Aujourd’hui encore, le sens de ses paroles n’a pas été éclairci. Ce qui est clair, c’est qu’elle lui demande de faire changer la croix des missions qui se trouve près de là et qu’elle insiste pour qu’une nouvelle croix avec une vierge soit placée au fond de la vigne. Elle lui demande d’aller le dire à son curé. Dans un mois, ajoute-t-elle, je viendrai vous remercier Et Auguste Arnaud précise : « Après ces mots, l’apparition monta verticalement comme un aérostat et je la suivis des yeux jusqu’à ce que je ne puisse plus l’apercevoir. »

Arnaud abandonne précipitamment son travail et reprend le chemin de Saint-Bauzille où il raconte ce qu’il vient de vivre. L’abbé Coste, le curé de la paroisse, est perplexe mais il n’a aucune raison de douter de la sincérité de cet homme simple, calme et même de caractère un peu froid.

Rapidement Arnaud fait confectionner une croix de bois par le menuisier du village et il la plante sur l’emplacement désigné par la Sainte Vierge au fond de sa vigne ; en attendant la croix définitive en fer forgé qu’il a commandée à Montpellier.

Un mois plus tard, le 8 juillet, un mardi, Auguste Arnaud part de très bonne heure pour travailler sa vigne. Mais l’apparition a fait beaucoup parler. D’autant plus que le vigneron n’a pas cessé d’affirmer que du fait qu’il avait suivi ses instructions, la Sainte Vierge serait présente au rendez-vous qu’elle lui avait donné. Alors, c’est une foule nombreuse qui l’accompagne et que les témoins ont évalué de 400 à 600 personnes. Il y a là des gens animés par des sentiments de foi, mais il y a aussi des sceptiques, des moqueurs et une majorité de curieux.
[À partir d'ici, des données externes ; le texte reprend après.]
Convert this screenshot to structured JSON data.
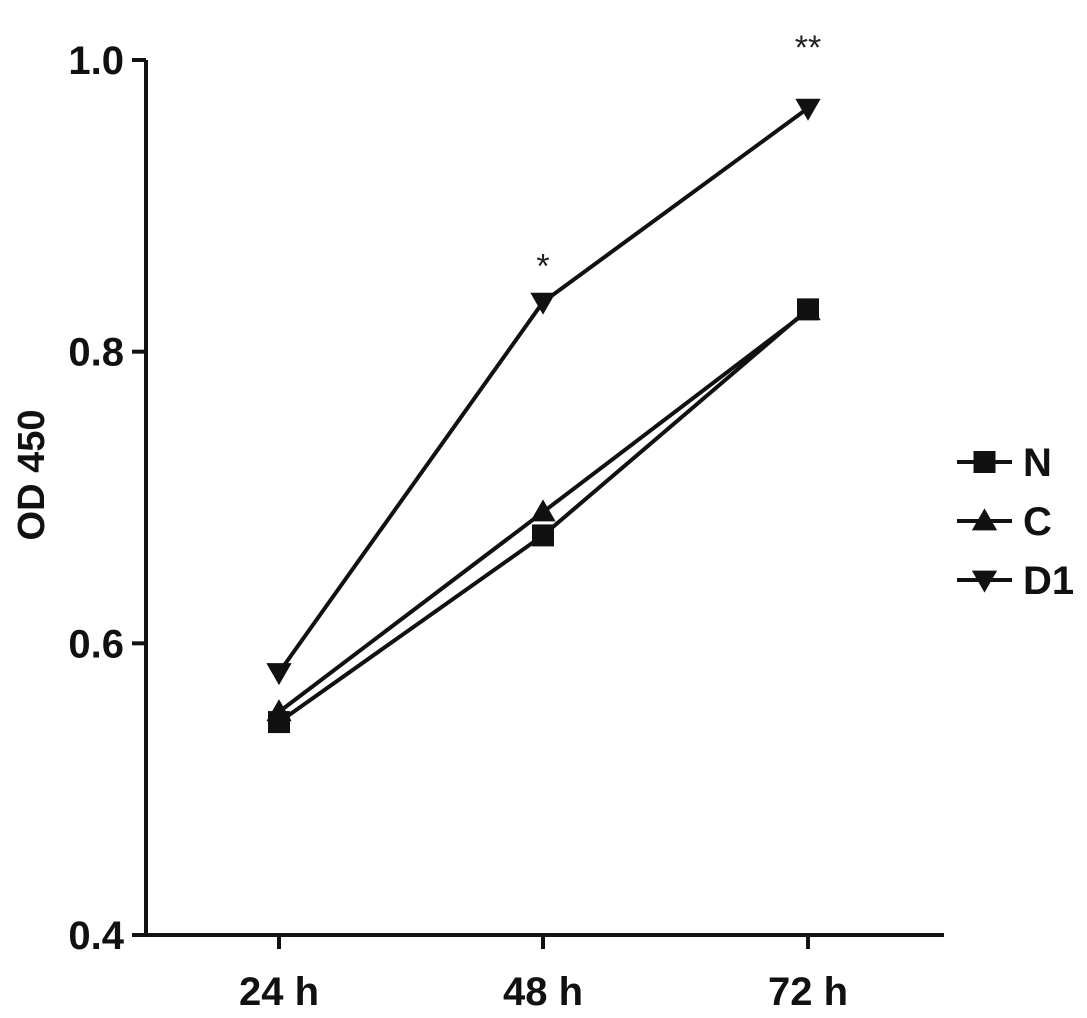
{
  "chart_data": {
    "type": "line",
    "categories": [
      "24 h",
      "48 h",
      "72 h"
    ],
    "ylabel": "OD 450",
    "xlabel": "",
    "ylim": [
      0.4,
      1.0
    ],
    "yticks": [
      "0.4",
      "0.6",
      "0.8",
      "1.0"
    ],
    "grid": false,
    "legend_position": "right",
    "series": [
      {
        "name": "N",
        "marker": "square",
        "values": [
          0.546,
          0.674,
          0.829
        ]
      },
      {
        "name": "C",
        "marker": "triangle-up",
        "values": [
          0.553,
          0.69,
          0.828
        ]
      },
      {
        "name": "D1",
        "marker": "triangle-down",
        "values": [
          0.58,
          0.834,
          0.967
        ]
      }
    ],
    "annotations": [
      {
        "text": "*",
        "category": "48 h",
        "y": 0.87
      },
      {
        "text": "**",
        "category": "72 h",
        "y": 1.02
      }
    ],
    "colors": {
      "line": "#111111",
      "background": "#ffffff"
    }
  }
}
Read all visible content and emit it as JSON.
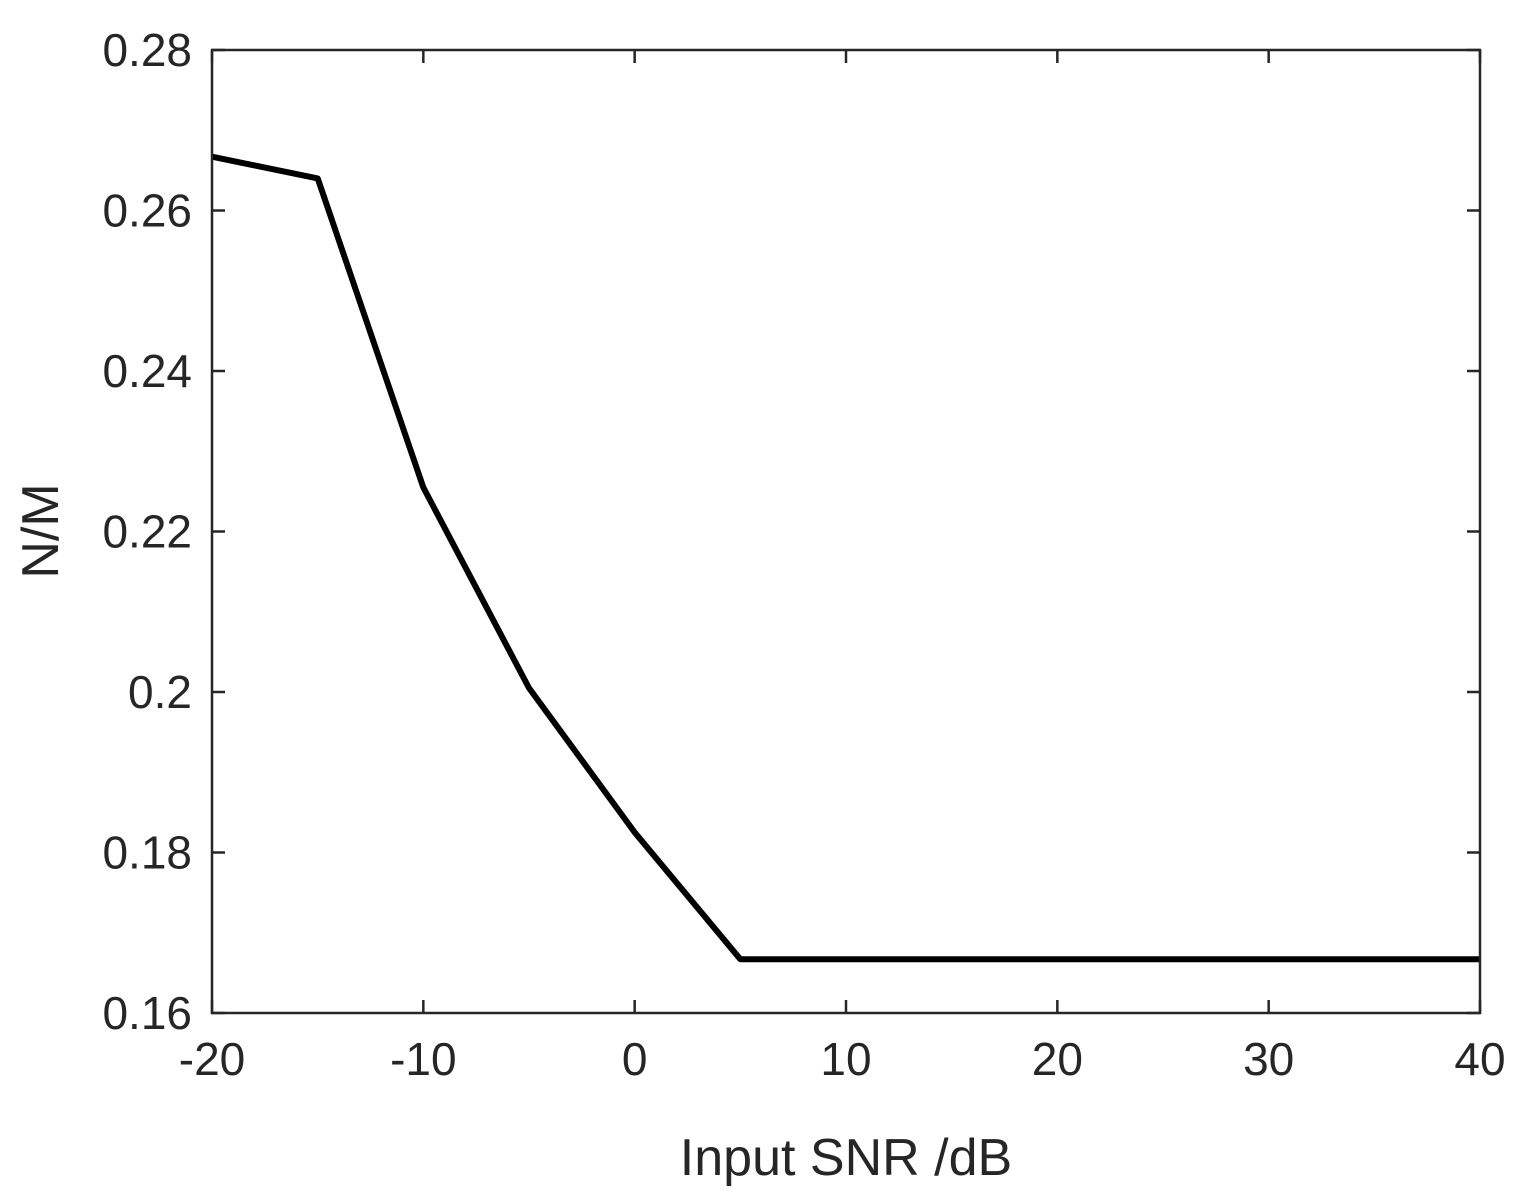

Un témoin, Jalabert, de Vendémian, a laissé un récit très vivant de ces événements. Il parle souvent à Arnaud et se place toujours de façon à pouvoir l’observer. Son témoignage est identique à celui de tous les autres témoins.

Vers 7 h 30 Auguste Arnaud laisse échapper sa pioche. Il est droit, la tête levée, ses yeux grandement ouverts sont fixés vers le haut. De sa main droite il jette son chapeau à terre avec violence. En même temps ses deux bras s’élèvent en l’air, son visage devient très pâle, ses mains paraissent démesurément allongées et ses yeux sont fixés sur quelque chose qui l’attire. Pendant un court instant il se balance sur lui-même, et puis tout à coup, marchant sur le côté gauche, il est emporté avec une rapidité foudroyante vers la croix. L’expression « à la vitesse de la foudre » revient dans la plupart des témoignages. Les témoins affirment tous que cette course était humainement impossible ; il ne courait pas, il ne sautait pas, « il semblait nager. »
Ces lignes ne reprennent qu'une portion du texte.